Pertanyaan-pertanyaan sosial mendesak karena masyarakat Jepang berubah cepat. Industrialisasi menghasilkan kelas pekerja urban yang besar. Perempuan memasuki angkatan kerja dalam jumlah baru. Sistem keluarga tradisional berada di bawah tekanan yang meningkat. Para penulis merespons semua ini, kadang dengan merayakan perubahan, kadang dengan meratapi apa yang hilang, kadang dengan sekadar mendokumentasikan lanskap sosial baru dengan perhatian sedekat mungkin.

Cara Membaca Kesusastraan Taishō

Pembaca yang baru pada era Taishō kemungkinan harus mulai dengan Akutagawa, lalu bergerak keluar ke penulis yang kurang terkenal. Rentang era itu adalah salah satu daya tarik utamanya. Membaca hanya Akutagawa akan memberi Anda rasa yang kuat tetapi parsial tentang apa yang dapat dilakukan fiksi Taishō.

Katalog Pagera menyusun karya Jepangnya berdasarkan era, sehingga menyortir berdasarkan Taishō akan menghasilkan daftar bacaan komprehensif. Pembaca yang menelusuri daftar ini selama setahun akan mendapatkan rasa tentang rentang sastra era itu yang tidak dapat diberikan buku pelajaran tunggal mana pun. Tahun-tahun Taishō pendek. Keluaran sastranya tak terduga besar. Domain publik melestarikan sebagian besarnya, tanpa biaya, untuk pembaca mana pun yang mau melihat.

Satu pengamatan terakhir tentang periode Taishō. Era itu berakhir pada 1926 dengan kematian Kaisar Taishō dan aksesi putranya, yang mengambil nama pemerintahan Shōwa. Iklim politik mulai bergeser hampir segera, walaupun gerakan penuh ke arah militerisme butuh beberapa tahun lagi untuk konsolidasi.
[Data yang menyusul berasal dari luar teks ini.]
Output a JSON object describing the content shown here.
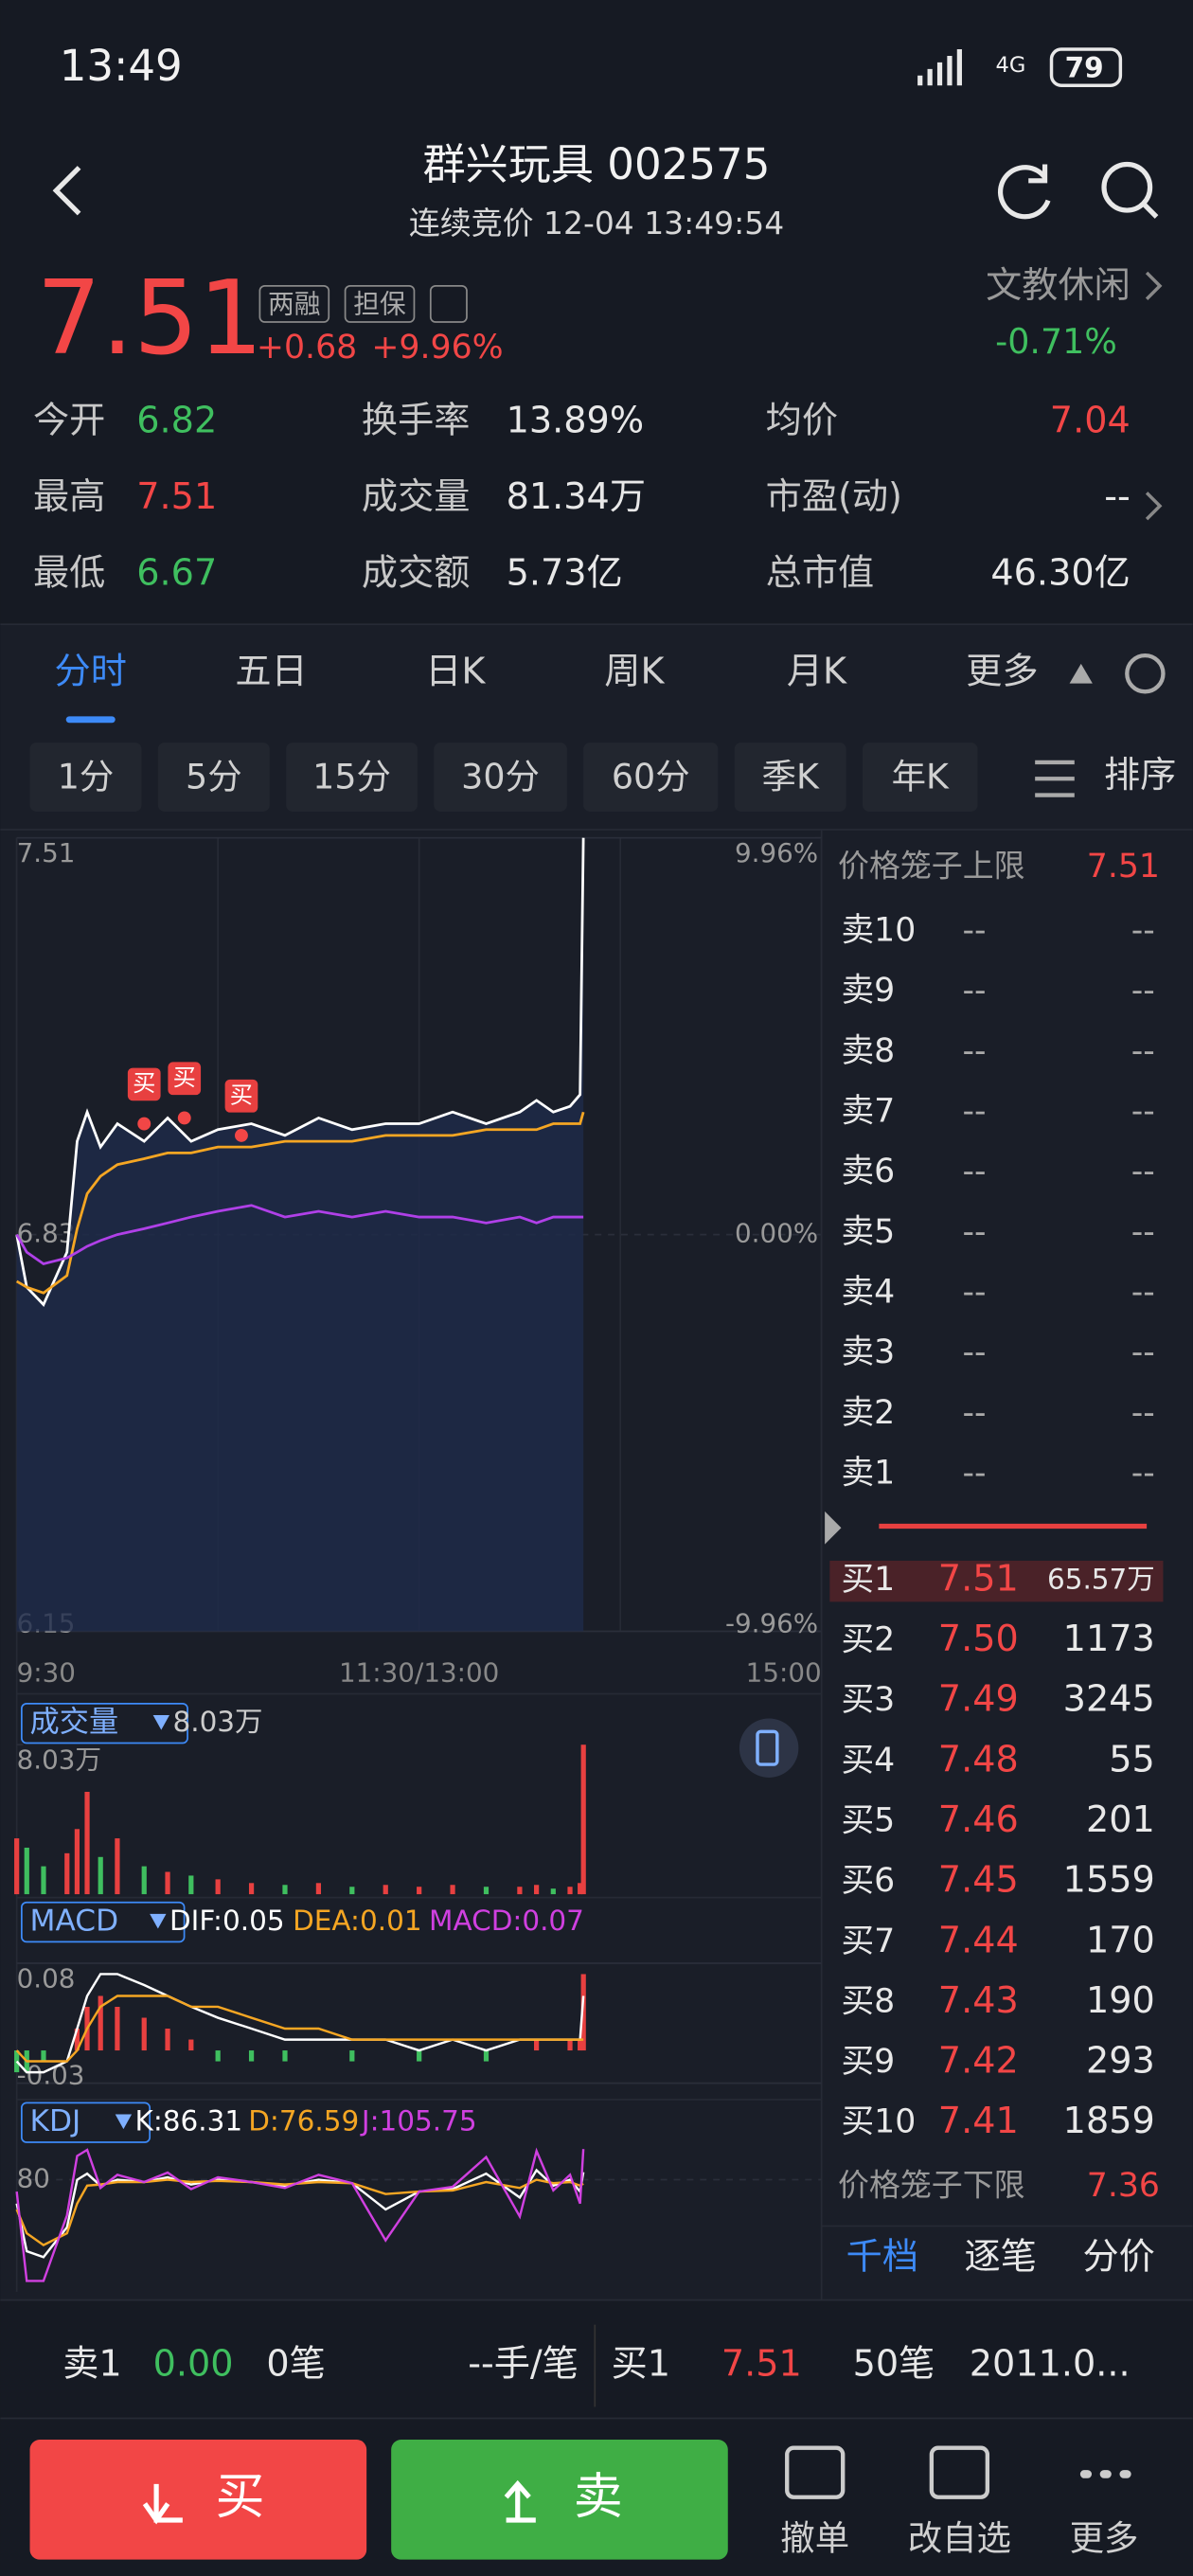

Membaca kesusastraan Taishō dengan masa-depan-dekat ini dalam pikiran menambahkan bobot tertentu pada karyanya. Para penulis sedang menghasilkan sebagian bahan terbaik mereka di tahun-tahun terakhir sebelum penggelapan yang panjang, dan banyak dari mereka belum tahu apa yang akan datang. Ada kemurungan tertentu dalam membaca karya Taishō yang paling cerah bersama pengetahuan tentang apa yang akan dibawa dua dekade berikutnya. Kemurungan ini tidak ada di dalam teks itu sendiri. Ia ada di posisi historis pembaca yang melihat ke belakang. Tetapi ia adalah bagian dari bagaimana kesusastraan itu terbaca sekarang, dan mengakuinya adalah bagian dari menganggap serius periode itu.